According to the complaint, “the parties had a fundamental $15 billion difference of opinion on the contract; were refusing to negotiate that gap at all; and repeatedly accused each other of acting in bad faith.” Twice before the end of the class period, the customer served the company with formal notifications of breach of contract. The customer ultimately filed suit against the company for breach of contract.

Plaintiffs contended that because defendants chose to discuss the “purported strength” of the customer relationship and the parties’ “allegedly productive negotiations,” defendants were then “obligated to speak fully and truthfully” about all aspects of those negotiations. The court recognized that “[u]nder certain circumstances, . . .  a company could have a duty to disclose a breach of contract that puts an important, publicly-touted business relationship at great risk.” Id. (quoting In re Hi-Crush Partners L.P. Sec. Litig., 2013 WL 6233561 (S.D.N.Y. Dec. 2, 2013)).  But “[w]here an outcome is merely speculative,” as in the instant action, “the duty to disclose does not attach.”

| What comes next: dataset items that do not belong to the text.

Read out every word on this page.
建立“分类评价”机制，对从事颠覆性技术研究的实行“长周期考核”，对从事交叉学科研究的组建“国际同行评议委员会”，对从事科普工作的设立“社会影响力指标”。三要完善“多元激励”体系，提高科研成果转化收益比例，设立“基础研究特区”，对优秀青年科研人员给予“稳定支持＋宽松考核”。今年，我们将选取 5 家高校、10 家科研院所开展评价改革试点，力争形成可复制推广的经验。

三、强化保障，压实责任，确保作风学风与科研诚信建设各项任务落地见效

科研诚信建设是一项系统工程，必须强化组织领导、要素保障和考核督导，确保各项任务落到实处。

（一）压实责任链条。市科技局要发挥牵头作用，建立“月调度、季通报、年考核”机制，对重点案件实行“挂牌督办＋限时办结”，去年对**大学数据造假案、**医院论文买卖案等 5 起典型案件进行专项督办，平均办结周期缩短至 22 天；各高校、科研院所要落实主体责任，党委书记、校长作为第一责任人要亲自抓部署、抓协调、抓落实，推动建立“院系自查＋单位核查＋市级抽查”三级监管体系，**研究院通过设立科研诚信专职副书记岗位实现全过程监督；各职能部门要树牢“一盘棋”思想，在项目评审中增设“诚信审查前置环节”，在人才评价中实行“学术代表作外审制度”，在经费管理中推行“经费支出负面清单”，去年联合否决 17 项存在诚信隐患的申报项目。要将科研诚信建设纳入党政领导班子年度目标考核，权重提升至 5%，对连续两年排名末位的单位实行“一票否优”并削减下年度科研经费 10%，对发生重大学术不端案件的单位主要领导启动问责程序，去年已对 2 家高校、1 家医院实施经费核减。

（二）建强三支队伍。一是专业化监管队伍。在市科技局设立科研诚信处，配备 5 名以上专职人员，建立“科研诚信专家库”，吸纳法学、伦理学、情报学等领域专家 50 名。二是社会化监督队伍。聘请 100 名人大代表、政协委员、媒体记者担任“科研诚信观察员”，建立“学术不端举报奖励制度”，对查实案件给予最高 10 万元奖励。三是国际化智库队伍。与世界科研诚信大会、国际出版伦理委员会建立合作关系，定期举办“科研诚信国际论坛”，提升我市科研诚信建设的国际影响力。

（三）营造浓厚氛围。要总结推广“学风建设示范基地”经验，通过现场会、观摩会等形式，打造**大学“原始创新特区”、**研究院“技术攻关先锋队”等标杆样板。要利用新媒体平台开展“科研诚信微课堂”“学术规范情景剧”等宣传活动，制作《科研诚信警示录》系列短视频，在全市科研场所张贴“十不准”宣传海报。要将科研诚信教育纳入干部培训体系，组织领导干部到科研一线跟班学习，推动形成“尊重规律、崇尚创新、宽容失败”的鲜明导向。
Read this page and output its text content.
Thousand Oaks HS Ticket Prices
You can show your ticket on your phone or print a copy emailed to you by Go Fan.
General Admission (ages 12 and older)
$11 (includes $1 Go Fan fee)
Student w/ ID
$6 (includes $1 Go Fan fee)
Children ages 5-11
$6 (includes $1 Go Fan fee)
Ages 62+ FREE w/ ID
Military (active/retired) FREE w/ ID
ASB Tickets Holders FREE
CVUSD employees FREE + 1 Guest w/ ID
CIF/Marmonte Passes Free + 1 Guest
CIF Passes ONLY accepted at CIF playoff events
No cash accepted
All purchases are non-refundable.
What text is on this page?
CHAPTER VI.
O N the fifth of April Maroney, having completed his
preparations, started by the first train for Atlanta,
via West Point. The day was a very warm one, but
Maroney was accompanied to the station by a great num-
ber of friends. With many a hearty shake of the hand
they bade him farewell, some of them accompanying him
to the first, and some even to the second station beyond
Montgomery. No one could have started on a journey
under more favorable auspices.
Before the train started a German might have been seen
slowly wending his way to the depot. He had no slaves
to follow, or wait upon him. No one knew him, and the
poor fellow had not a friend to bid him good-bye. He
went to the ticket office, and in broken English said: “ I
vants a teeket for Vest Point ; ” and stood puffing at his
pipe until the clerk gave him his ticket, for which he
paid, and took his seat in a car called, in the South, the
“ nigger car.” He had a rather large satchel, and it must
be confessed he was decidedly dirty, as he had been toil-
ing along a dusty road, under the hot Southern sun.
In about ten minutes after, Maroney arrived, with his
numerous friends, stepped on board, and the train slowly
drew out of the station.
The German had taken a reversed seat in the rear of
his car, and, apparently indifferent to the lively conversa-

The Express Scripts court distinguished its prior decision in Hi-Crush. There, a company allegedly “publicly hyped the importance of its relationship” with one of its customers even after that customer had terminated the contract. Hi-Crush, 2013 WL 6233561. The Express Scripts court explained that “Hi-Crush does not hold that a party has an obligation to disclose all disputes with a major customer.” Rather, the Hi-Crush court found that “the dispute ‘ripened’ as to trigger a duty to disclose on the date” the customer notified the company of its termination of the agreement. Express Scripts, 2017 WL 3278930 (quoting Hi-Crush, 2013 WL 6233561).

The Express Scripts court emphasized that in the case before it, “the actual contractual negotiations were ongoing” during the class period “and no termination right was exercised.” The court found that there was no duty to disclose “because no intent of termination was provided during the [c]lass [p]eriod.” The court also rejected plaintiffs’ contention that the company “should have revised its accounting treatment” of the contract at issue. The court found the complaint did not “plausibly allege that [the company] did not believe its statements regarding the useful life of the [c]ontract for accounting purposes at the time the statements were made,” as required under the Second Circuit’s decisions in Fait v. Regions Financial Corp., 655 F.3d 105 (2d Cir. 2011) and City of Omaha Civilian Employees’ Retirement System v. CBS Corp., 679 F.3d 64 (2d Cir. 2012).